Même s’ils choisissent d’agir dans l’ombre, de façon effacée et désintéressée, les religieux jouent un rôle essentiel dans la préservation de la paix et de la stabilité de notre pays. Souvent écartés au nom du principe creux de la laïcité, ces guides éclairés sont pourtant sollicités quand le pays est au bord du gouffre. Les récentes violences qui ont secoué le pays ont démontré à suffisance que les religieux représentent les derniers remparts qui tiennent debout la République.
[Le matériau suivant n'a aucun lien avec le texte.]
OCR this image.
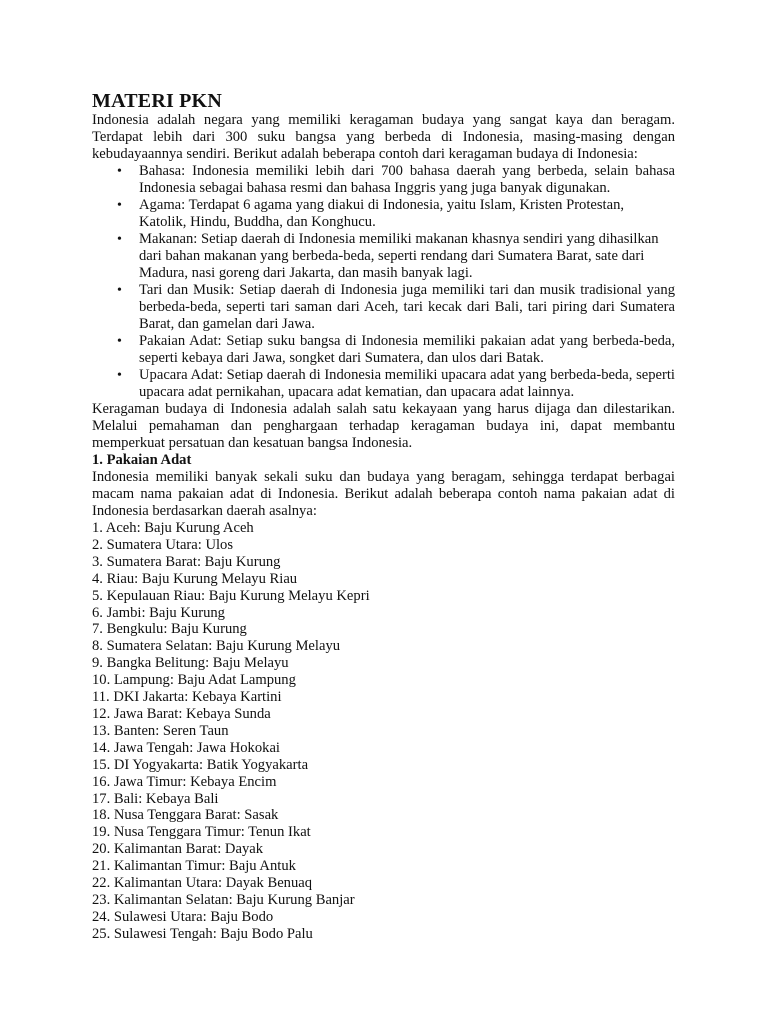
MATERI PKN

Indonesia adalah negara yang memiliki keragaman budaya yang sangat kaya dan beragam. Terdapat lebih dari 300 suku bangsa yang berbeda di Indonesia, masing-masing dengan kebudayaannya sendiri. Berikut adalah beberapa contoh dari keragaman budaya di Indonesia:

• Bahasa: Indonesia memiliki lebih dari 700 bahasa daerah yang berbeda, selain bahasa Indonesia sebagai bahasa resmi dan bahasa Inggris yang juga banyak digunakan.
• Agama: Terdapat 6 agama yang diakui di Indonesia, yaitu Islam, Kristen Protestan, Katolik, Hindu, Buddha, dan Konghucu.
• Makanan: Setiap daerah di Indonesia memiliki makanan khasnya sendiri yang dihasilkan dari bahan makanan yang berbeda-beda, seperti rendang dari Sumatera Barat, sate dari Madura, nasi goreng dari Jakarta, dan masih banyak lagi.
• Tari dan Musik: Setiap daerah di Indonesia juga memiliki tari dan musik tradisional yang berbeda-beda, seperti tari saman dari Aceh, tari kecak dari Bali, tari piring dari Sumatera Barat, dan gamelan dari Jawa.
• Pakaian Adat: Setiap suku bangsa di Indonesia memiliki pakaian adat yang berbeda-beda, seperti kebaya dari Jawa, songket dari Sumatera, dan ulos dari Batak.
• Upacara Adat: Setiap daerah di Indonesia memiliki upacara adat yang berbeda-beda, seperti upacara adat pernikahan, upacara adat kematian, dan upacara adat lainnya.

Keragaman budaya di Indonesia adalah salah satu kekayaan yang harus dijaga dan dilestarikan. Melalui pemahaman dan penghargaan terhadap keragaman budaya ini, dapat membantu memperkuat persatuan dan kesatuan bangsa Indonesia.

1. Pakaian Adat

Indonesia memiliki banyak sekali suku dan budaya yang beragam, sehingga terdapat berbagai macam nama pakaian adat di Indonesia. Berikut adalah beberapa contoh nama pakaian adat di Indonesia berdasarkan daerah asalnya:

1. Aceh: Baju Kurung Aceh
2. Sumatera Utara: Ulos
3. Sumatera Barat: Baju Kurung
4. Riau: Baju Kurung Melayu Riau
5. Kepulauan Riau: Baju Kurung Melayu Kepri
6. Jambi: Baju Kurung
7. Bengkulu: Baju Kurung
8. Sumatera Selatan: Baju Kurung Melayu
9. Bangka Belitung: Baju Melayu
10. Lampung: Baju Adat Lampung
11. DKI Jakarta: Kebaya Kartini
12. Jawa Barat: Kebaya Sunda
13. Banten: Seren Taun
14. Jawa Tengah: Jawa Hokokai
15. DI Yogyakarta: Batik Yogyakarta
16. Jawa Timur: Kebaya Encim
17. Bali: Kebaya Bali
18. Nusa Tenggara Barat: Sasak
19. Nusa Tenggara Timur: Tenun Ikat
20. Kalimantan Barat: Dayak
21. Kalimantan Timur: Baju Antuk
22. Kalimantan Utara: Dayak Benuaq
23. Kalimantan Selatan: Baju Kurung Banjar
24. Sulawesi Utara: Baju Bodo
25. Sulawesi Tengah: Baju Bodo Palu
A chaque fois que la stabilité du Sénégal est menacée, les religieux sortent de leur retraite pour trouver des solutions aux problèmes créés par les acteurs politiques. Passé le danger, honni le saint! Et dès qu’un semblant de normal est retrouvé, conseil leur est donné par ces mêmes hommes politiques, mus par leurs propres intérêts, de ne pas se mêler de la politique. Voilà le rôle auquel les politiciens professionnels veulent réduire ceux qui se réclament de la classe maraboutique, ceci au nom d’une laïcité vide de sens et volontairement opposée à la religion. Pourtant, il est clair que là où ces acteurs politiques constituent et créent les problèmes, les hommes de Dieu apportent et demeurent la solution.
Comme au Mali, avec l’imam Dicko, et la RDC avec l’Eglise catholique très engagée sur la scène politique, les religieux ne se muent pas en spectateurs au Sénégal. Ils ont compris que laisser le champ libre aux politiciens c’est démissionner de leur rôle sacré et quasi-prophétique de veiller sur et de surveiller leur troupeau. Au Congo, lors de l’élection présidentielle de janvier 2019, l’Eglise avait activement participé au bon déroulement des scrutins et était allée jusqu’à faire son propre comptage des voix issues des urnes. Elle avait mis des réserves dans la victoire de Tshisékédi en déclarant que ces résultats n’étaient pas conformes avec ses chiffres. avant de finir par prendre acte.
Un an plus tard, le Mali se retrouve face à son destin et un religieux, Imam Dicko en l’occurrence, sort des sentiers battues pour porter le combat contre la corruption, la mauvaise gestion, le clientélisme entre autres griefs faits au régime de Ibrahima Boubacar Keita. Sous l’impulsion de ce prêcheur connu pour ses positions tranchées et hautement désintéressées, les Maliens purent obtenir le départ de leur président, lequel départ a été précipité par l’implication des militaires.
Aujourd’hui, les religieux sénégalais se signalent, comme ils l’avaient fait le 23 juin 2011, pour faire revenir la paix et la cohésion sociale. Après une semaine de manifestations, aussi violentes qu’inédites, l’appel à la paix du président Macky Sall n’aurait été d’aucun impact sans la mission de sauvetage des religieux musulmans et chrétiens. Même si la médiation initiée par un collectif regroupant des personnalités des deux religions avait butté sur le refus de la partie d’Adja Sarr de régler l’affaire à l’amiable, il faut retenir que la sortie des émissaires des Khalifs généraux, le 7 mars, augurait quelque chose de positif dans cette affaire « privée » qui a fini par être une affaire d’Etat. La déclaration du président Sall, le lendemain, précédée par le placement sous contrôle judiciaire d’Ousmane Sonko, viendra confirmer que les religieux se sont entièrement investis pour sauver l’essentiel.
Au vu des derniers développements sur la crise politico-judiciaire où l’on est plongé, il n’y a point de doute que les religieux sont un vrai pouvoir au Sénégal. Bien que leur statut ne soit pas institutionnalisé, ce serait une grave erreur de les considérer comme des « citoyens ordinaires ». Quand on réussit là où les pouvoirs exécutif, législatif, et judiciaire ont échoué- chacun d’eux a une responsabilité à endosser dans cette affaire- on est forcément un pouvoir quand bien même certains le réfuteraient au nom de leur conception erronée de la laïcité.
Au lieu de la loi, Force est restée à la Foi! Malgré la sortie des ministres de l’intérieur et de la justice, symbolisant Force et Loi, les manifestations n’ont pas baissé d’un cran. Il aura fallu l’intervention des religieux pour que les choses reviennent à la normale. Mieux, la manifestation programmée le samedi passé a été reportée sur demande du Khalife des Mourides Serigne Mountakha alors qu’elle était partie pour marquer la reprise des protestations contre l’arrestation de quelques manifestants. Médiateur et fédérateur, le saint homme a en contrepartie transmis les revendications contenues dans le mémorandum dressé par le M2D. Voilà pourquoi il est temps de leur conférer toute l’estime due à leur rang, car la bénédiction qu’on peut tirer d’eux ne doit pas émaner que des prières: elle doit être avant tout dans l’action, fût-ce politique.